Thankfully most of my nights in hotels have been paid for by the various companies I have worked for. A good job too as in many cases I would have been pretty outraged to pay for them myself. One of the numerous Holiday Inns around and in Toronto would be a case in point. I had a night from hell within its walls.
It had all started in the British Airways First Class lounge at the airport where I was sitting, sipping good wine and enjoying their pre-boarding dinner service. All of a sudden the flight was cancelled and the decision was made to overnight passengers in local hotels. The lounge staffs were courtesy itself. That is until they saw my ticket and discovered not only was I an upgrade but also a travel agent. It went from “I am so very sorry sir, your limousine is waiting to take you to your suite” to “Get in that other queue behind the economy passengers and wait for a bus”. A bitter blow.

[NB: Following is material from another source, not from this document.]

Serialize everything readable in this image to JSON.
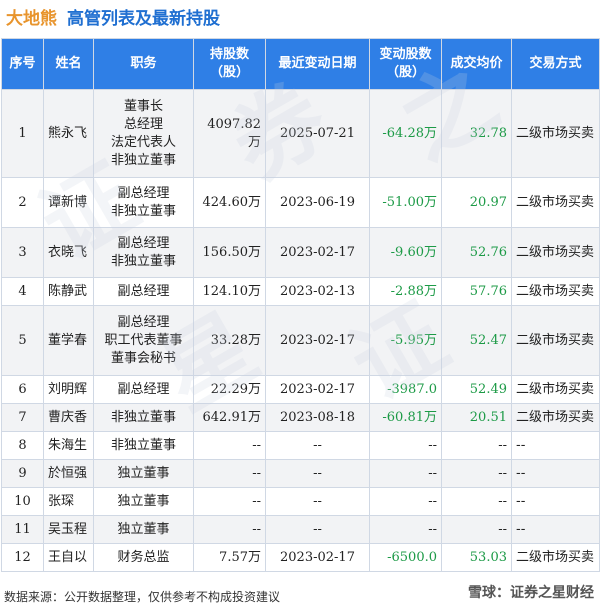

We arrived late and tired at a hotel that looked even more tired than we were and then given a lecture on what we were not allowed to sign for. We were given keys to our rooms and I went up in the lift with this little skinny chap who looked like he needed a good bath. I found my room which was right next door to his. It was a featureless box of a place that seemed to harbour traces of every previous guest in the cracks in the floor and bathroom tiles. It even had a solitary pubic hair in the sink. How did that get there I thought to myself.
We did not have our suitcases so I slunk between the grey sheets wearing underwear and a bath towel and drifted into an uneasy sleep. Then the itching started. I was being eaten alive by something and they had clearly brought their relatives with them. I must have looked very strange gyrating in my towel as I tried to scratch myself. Then it all started up next door.
The walls were very thin and I had underestimated my skinny grubby neighbour. It sounded like an orgy going on in there and I heard at least two separate women’s voices. He was clearly a sexual athlete and boy did he shout about it. The more he shouted the louder his companions squealed and groaned. This was long ago and way before Viagra but this guy just went on and on for most of the night. There is nothing worse than lying alone in the dark, being bitten by bugs and hearing somebody so close having a great time.
Finally he stopped and somewhere I heard a door slam shut. I fell into a deep sleep until I got a crazy un-ordered alarm call 10 minutes later that the airline had pre-booked so we could go and wait for hours at Pearson Airport. I dragged myself down to the foyer and queued to pay any extras at the check out counter. In front of me was my skinny grubby friend who had a relaxed but smug look on his face. Sleep well he asked while rubbing his stubble. “No” I replied “Did you” I asked? “Oh yes” he said.
“Liar” I thought.
Finally his turn to pay came and that was the moment everything became a lot clearer. He looked at his bill and started an argument. I am not paying for that, you should charge the airline he snarled. “Listen guy” the cashier replied “The airline don’t pay for the porno channels and you watched all of them twice”
So that was it. I had been devoured by bed bugs and spent half the night being kept awake by the TV next door showing porno films played at top volume. When I got to the airport I met a most concerned passenger service agent who told me it had all been a silly mistake by the lounge staff. Apparently, as I had been checked into first class I was entitled to that service in the event of delays. On realising their error they had booked me a room in a nearby 5 star hotel but, as I had already gone to bed they decided not to call me in case I was already asleep.
“Mr Platt, are you OK” they asked as I went pale, except for the red bite marks. Of course, just great, fantastic I muttered in reply.